La Turquie refuse la création d'un État kurde indépendant pour des raisons évidentes. Elle combat le Parti des travailleurs du Kurdistan (PKK), qu'elle qualifie de « terroriste », sur son sol depuis plus de trente ans, et un référendum comme celui d'hier pourrait renforcer les velléités indépendantistes des communautés kurdes en Turquie même – plus de 15 millions – et de la région, comme en Syrie et en Iran. Le gouvernement de Massoud Barzani « doit faire un pas en arrière. (...) Nous n'autoriserons pas non plus la formation d'un État terroriste en Syrie », a d'ailleurs affirmé hier encore M. Erdogan. Et à ses yeux, un État autonome kurde pourrait offrir son soutien aux groupes kurdes appelant à un État kurde en bonne et due forme.

 

(Lire aussi : Kurdistan irakien : le référendum, étape décisive du vieux rêve d’indépendance)

 

Intervention russe
Ankara entretient pourtant de bonnes relations avec Erbil. Depuis la rencontre Erdogan-Barzani en 2013, notamment, les deux gouvernements se sont soutenus mutuellement lors des différentes crises qui les ont ébranlés. Les autorités kurdes commencent à être considérées comme des partenaires dans la lutte contre le PKK. Sur les plans économique et énergétique aussi, la collaboration est étroite. Le président turc n'a d'ailleurs pas hésité hier à jouer cette carte pour menacer les Kurdes. « Voyons par quels canaux et où le (Kurdistan irakien) vendra son pétrole. Les vannes sont chez nous.

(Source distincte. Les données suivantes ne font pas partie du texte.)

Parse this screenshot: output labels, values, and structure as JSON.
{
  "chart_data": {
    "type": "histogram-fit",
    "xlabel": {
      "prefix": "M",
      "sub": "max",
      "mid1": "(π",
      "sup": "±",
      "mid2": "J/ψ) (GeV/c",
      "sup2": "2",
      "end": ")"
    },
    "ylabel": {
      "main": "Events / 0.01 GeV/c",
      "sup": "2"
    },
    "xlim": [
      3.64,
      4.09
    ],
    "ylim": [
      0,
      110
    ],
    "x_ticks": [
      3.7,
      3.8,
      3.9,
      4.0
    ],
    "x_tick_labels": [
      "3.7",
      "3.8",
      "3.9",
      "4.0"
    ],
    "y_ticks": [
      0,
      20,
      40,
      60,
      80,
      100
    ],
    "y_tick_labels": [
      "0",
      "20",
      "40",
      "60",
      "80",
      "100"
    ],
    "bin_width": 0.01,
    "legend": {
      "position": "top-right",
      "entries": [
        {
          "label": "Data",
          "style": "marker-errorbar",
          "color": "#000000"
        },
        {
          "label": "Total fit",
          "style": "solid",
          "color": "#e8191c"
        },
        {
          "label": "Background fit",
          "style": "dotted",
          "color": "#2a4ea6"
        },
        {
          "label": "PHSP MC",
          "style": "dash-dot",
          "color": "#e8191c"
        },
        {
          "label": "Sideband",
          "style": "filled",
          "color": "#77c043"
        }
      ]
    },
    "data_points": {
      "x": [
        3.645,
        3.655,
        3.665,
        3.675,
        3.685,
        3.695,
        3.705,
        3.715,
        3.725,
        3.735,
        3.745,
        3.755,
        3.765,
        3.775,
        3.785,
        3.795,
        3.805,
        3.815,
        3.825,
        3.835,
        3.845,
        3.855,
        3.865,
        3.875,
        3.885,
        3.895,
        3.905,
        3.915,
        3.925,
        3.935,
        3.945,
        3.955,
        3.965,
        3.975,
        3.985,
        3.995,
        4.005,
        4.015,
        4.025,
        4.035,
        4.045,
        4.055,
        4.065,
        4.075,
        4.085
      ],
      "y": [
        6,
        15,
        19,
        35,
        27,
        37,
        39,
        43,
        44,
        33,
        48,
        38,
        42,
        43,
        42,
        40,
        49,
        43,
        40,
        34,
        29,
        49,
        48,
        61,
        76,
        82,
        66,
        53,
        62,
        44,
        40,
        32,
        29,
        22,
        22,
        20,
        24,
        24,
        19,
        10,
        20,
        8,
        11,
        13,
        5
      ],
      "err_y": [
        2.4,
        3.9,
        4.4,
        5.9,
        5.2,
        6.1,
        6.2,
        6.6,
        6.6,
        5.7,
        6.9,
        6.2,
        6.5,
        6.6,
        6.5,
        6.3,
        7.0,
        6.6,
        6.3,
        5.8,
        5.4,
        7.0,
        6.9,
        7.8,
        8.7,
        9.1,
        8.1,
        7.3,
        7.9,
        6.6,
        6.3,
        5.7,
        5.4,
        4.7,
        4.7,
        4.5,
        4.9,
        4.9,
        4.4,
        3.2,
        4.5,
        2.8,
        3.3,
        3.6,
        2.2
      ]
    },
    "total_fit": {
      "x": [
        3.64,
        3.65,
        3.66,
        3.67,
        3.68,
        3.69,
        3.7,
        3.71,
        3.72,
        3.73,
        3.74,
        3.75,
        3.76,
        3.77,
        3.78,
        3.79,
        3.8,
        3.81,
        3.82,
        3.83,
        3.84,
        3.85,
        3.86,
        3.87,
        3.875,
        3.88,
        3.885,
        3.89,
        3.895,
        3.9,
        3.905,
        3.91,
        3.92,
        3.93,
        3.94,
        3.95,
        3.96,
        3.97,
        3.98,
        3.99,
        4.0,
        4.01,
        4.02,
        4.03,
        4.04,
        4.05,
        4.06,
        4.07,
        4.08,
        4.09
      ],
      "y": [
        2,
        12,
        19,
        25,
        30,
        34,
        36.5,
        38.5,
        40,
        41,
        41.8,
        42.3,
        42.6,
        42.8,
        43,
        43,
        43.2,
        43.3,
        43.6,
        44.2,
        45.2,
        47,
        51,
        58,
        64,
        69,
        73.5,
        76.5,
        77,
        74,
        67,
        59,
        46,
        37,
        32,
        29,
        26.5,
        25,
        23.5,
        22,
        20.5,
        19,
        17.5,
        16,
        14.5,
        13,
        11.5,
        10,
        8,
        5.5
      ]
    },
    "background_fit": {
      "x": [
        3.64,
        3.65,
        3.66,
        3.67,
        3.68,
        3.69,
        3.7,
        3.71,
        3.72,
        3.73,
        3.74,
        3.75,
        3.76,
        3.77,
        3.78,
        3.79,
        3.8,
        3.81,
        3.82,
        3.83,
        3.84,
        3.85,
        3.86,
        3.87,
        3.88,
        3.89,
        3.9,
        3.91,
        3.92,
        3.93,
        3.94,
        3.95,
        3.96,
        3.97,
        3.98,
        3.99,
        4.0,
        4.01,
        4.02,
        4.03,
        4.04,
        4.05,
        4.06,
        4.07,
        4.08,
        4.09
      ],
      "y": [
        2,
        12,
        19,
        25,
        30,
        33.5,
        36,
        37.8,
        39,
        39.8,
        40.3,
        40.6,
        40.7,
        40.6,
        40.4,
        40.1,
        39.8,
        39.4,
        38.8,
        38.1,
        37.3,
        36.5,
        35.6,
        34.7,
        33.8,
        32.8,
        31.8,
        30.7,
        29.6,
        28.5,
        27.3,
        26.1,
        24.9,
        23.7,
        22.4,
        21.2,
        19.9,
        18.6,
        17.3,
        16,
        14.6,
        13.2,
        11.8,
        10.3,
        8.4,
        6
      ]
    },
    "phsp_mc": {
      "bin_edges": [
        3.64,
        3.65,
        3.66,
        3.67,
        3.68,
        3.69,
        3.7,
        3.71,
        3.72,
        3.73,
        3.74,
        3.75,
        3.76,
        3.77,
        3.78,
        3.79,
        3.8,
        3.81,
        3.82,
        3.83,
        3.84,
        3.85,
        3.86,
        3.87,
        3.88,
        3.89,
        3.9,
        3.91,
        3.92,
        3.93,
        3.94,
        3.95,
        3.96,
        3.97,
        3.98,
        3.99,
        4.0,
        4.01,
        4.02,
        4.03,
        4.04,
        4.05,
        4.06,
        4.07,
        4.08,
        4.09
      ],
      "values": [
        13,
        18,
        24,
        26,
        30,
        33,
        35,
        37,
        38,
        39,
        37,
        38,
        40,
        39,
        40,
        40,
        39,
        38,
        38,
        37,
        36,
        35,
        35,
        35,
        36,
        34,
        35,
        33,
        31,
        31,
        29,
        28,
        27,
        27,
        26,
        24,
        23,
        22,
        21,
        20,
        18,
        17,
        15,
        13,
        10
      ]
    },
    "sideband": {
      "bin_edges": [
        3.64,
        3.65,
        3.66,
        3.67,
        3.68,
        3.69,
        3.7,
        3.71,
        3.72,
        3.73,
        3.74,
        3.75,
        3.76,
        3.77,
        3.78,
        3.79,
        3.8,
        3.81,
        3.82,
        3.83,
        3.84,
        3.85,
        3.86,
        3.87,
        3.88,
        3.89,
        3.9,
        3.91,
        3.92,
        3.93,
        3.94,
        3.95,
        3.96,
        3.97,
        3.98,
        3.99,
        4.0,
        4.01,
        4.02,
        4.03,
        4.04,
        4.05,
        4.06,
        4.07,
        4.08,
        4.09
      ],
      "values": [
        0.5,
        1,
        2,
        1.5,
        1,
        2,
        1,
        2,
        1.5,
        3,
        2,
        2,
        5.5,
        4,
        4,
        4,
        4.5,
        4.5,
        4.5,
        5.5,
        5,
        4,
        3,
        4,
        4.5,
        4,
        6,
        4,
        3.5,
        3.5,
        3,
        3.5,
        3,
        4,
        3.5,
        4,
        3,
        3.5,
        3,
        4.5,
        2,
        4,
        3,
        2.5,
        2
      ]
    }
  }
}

Une fois que nous fermons les vannes, ce travail est terminé », a-t-il lancé. Le genre de mesure à asphyxier l'économie du Kurdistan : sur les 600 000 barils par jour (bpj), plus de 550 000 sont acheminés vers la Turquie quotidiennement. Une manne économique conséquente, donc, pour Erbil mais aussi pour Ankara, qui n'a finalement peut-être pas intérêt à interrompre ces activités.

D'autant que la société russe Rosneft vient de signer un contrat d'une durée de vingt ans avec Erbil. D'après l'accord, qui injecterait plusieurs milliards de dollars dans les caisses du gouvernement régional du Kurdistan (GRK), Rosneft devrait acheminer d'abord 700 000 bpj, puis graduellement atteindre le million, à travers la Turquie, pour finir en Allemagne, où le pétrole sera raffiné. De quoi faire réfléchir la Turquie quand elle menace de fermer ces canaux. « Après l'intervention russe dans le secteur pétrolier, il faut peut-être voir une volonté d'Ankara de mettre une certaine pression » sur Erbil, estime Julien Théron, politologue et enseignant en relations internationales à Sciences Po Saint-Germain-en-Laye. En diversifiant ses collaborations énergétiques, Erbil ne met pas tous ses œufs dans un même panier et devient de facto moins dépendant d'Ankara.

Le gouvernement kurde a beau répéter que le processus d'indépendance est long, qu'une déclaration d'indépendance n'est pas pour bientôt, et vouloir simplement discuter sérieusement avec Bagdad, rien n'y fait. Hier encore, le Premier ministre kurde Nechirvan Barzani a répété qu'Erbil n'est et ne sera « jamais » une « menace » pour Ankara, qui ne pourra trouver « meilleur ami » dans la région. « Cela fait deux mois que je tente de me rendre en Turquie pour expliquer que ce plébiscite ne constitue pas une menace pour la Turquie », sans résultat. « Il leur faut comprendre que ce référendum est uniquement destiné aux Kurdes d'Irak, et non aux autres Kurdes de la région. »

En attendant, les relations bilatérales se poursuivent... par téléphone. Ankara pourrait toutefois mettre un peu d'eau dans son vin, estiment certains observateurs, après des premières réactions virulentes. « On peut imaginer une Turquie opposée à une indépendance du Kurdistan, mais évidemment le GRK serait a priori le plus acceptable des indépendantistes pour Ankara du fait de leurs liens », avance Julien Théron.